Paul Anderson, The High Summit. Album Review.

Liverpool Sound and Vision Rating 9/10

It is the moment of high praise when listening to a set of instrumental songs on an album, that the person being serenaded by just sound can reflect on more than just colours, the shapes of aural description and the repose of the strings and brass offered; it is the highest of accolades when that music stirs the imagination and words flow invisibly, like ripples of poetry, down through each instrument and every bar.

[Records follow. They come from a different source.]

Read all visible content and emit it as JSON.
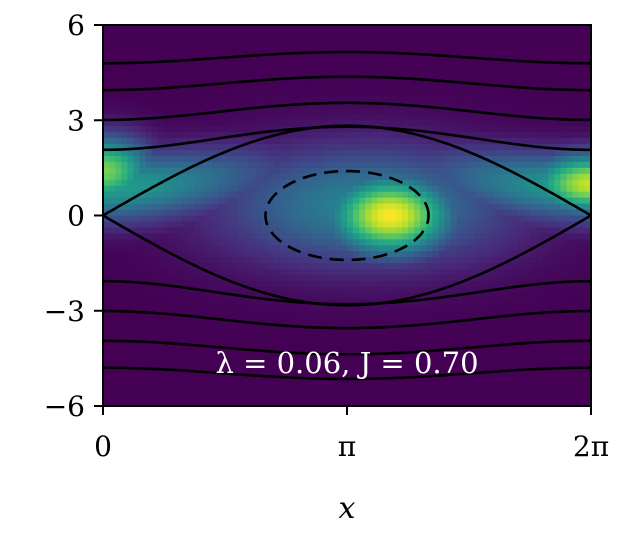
{
  "chart_data": {
    "type": "heatmap",
    "title": "",
    "xlabel": "x",
    "ylabel": "",
    "xlim": [
      0,
      6.2832
    ],
    "ylim": [
      -6,
      6
    ],
    "x_ticks": [
      {
        "value": 0,
        "label": "0"
      },
      {
        "value": 3.1416,
        "label": "π"
      },
      {
        "value": 6.2832,
        "label": "2π"
      }
    ],
    "y_ticks": [
      {
        "value": 6,
        "label": "6"
      },
      {
        "value": 3,
        "label": "3"
      },
      {
        "value": 0,
        "label": "0"
      },
      {
        "value": -3,
        "label": "−3"
      },
      {
        "value": -6,
        "label": "−6"
      }
    ],
    "annotation": "λ = 0.06, J = 0.70",
    "colormap": "viridis",
    "color_range": [
      0,
      1
    ],
    "density_peaks": [
      {
        "x": 3.7,
        "y": 0.0,
        "sx": 0.55,
        "sy": 0.85,
        "weight": 1.0
      },
      {
        "x": 6.2832,
        "y": 1.0,
        "sx": 0.55,
        "sy": 0.65,
        "weight": 0.92
      },
      {
        "x": 0.0,
        "y": 1.4,
        "sx": 0.45,
        "sy": 0.75,
        "weight": 0.8
      }
    ],
    "density_ridge": {
      "center_y": 1.2,
      "amplitude": 1.6,
      "sigma_y": 0.75,
      "weight": 0.55
    },
    "contours": [
      {
        "kind": "separatrix-upper",
        "style": "solid",
        "k": 1.414,
        "sign": 1
      },
      {
        "kind": "separatrix-lower",
        "style": "solid",
        "k": 1.414,
        "sign": -1
      },
      {
        "kind": "rotating",
        "style": "solid",
        "k": 2.2,
        "sign": 1
      },
      {
        "kind": "rotating",
        "style": "solid",
        "k": 3.2,
        "sign": 1
      },
      {
        "kind": "rotating",
        "style": "solid",
        "k": 4.2,
        "sign": 1
      },
      {
        "kind": "rotating",
        "style": "solid",
        "k": 5.1,
        "sign": 1
      },
      {
        "kind": "rotating",
        "style": "solid",
        "k": 2.2,
        "sign": -1
      },
      {
        "kind": "rotating",
        "style": "solid",
        "k": 3.2,
        "sign": -1
      },
      {
        "kind": "rotating",
        "style": "solid",
        "k": 4.2,
        "sign": -1
      },
      {
        "kind": "rotating",
        "style": "solid",
        "k": 5.1,
        "sign": -1
      },
      {
        "kind": "ellipse",
        "style": "dashed",
        "cx": 3.1416,
        "cy": 0.0,
        "rx": 1.05,
        "ry": 1.4
      }
    ]
  }
}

Paul Anderson’s The High Summit is that praise personified, aided by Ali Napier, Tony Mcmanus, Ale Carr, Malcolm Jones, Shona Donaldson and James Gorgan, the moments of peaks are long and beautiful, like a mountain range in the distance that both scares you because of its power and dominance over the landscape but also thrills you, urges you to seek an audience with the snow covered peak and the chance to look across creation with fresh, optimistic eyes.

The High Summit for the most part is purely instrumental and it is in those melodious greetings that the album is paced and yet when there is a voice in the interlude, it is as if a bridge has placed down before the listener, one in which the mountain realises it is required to law down a pass, a comforting, yet spectral pathway in which to remind all that range of peaks that often disappear behind fine mist, is always accessible with the right peace of mind and respect.

In Shona Donaldson’s vocals, the haunting of the mountain is evident, not just audibly poetic but sensual, the calling out of those forgotten who live in the mountain’s shadow but who seek shelter in its range; the combination of the music and the occasional voice is a reminder that without either, the mind is liable to stagnate, to fester in the valleys below and never venture to see what lays beyond those misty mountains.

In tracks such as The Rose of Glen Dovan, Corporal Hare of the Royal Marines, The Mar Gathering, The Bonnie Banks o’ Dee and Balmoral, the summit is conquered, and through the mist there is seen beauty and resilience, a passion of exquisite taste.

The High Summit is an album of expressive love, of memory for a place called home and the height of aural pleasure.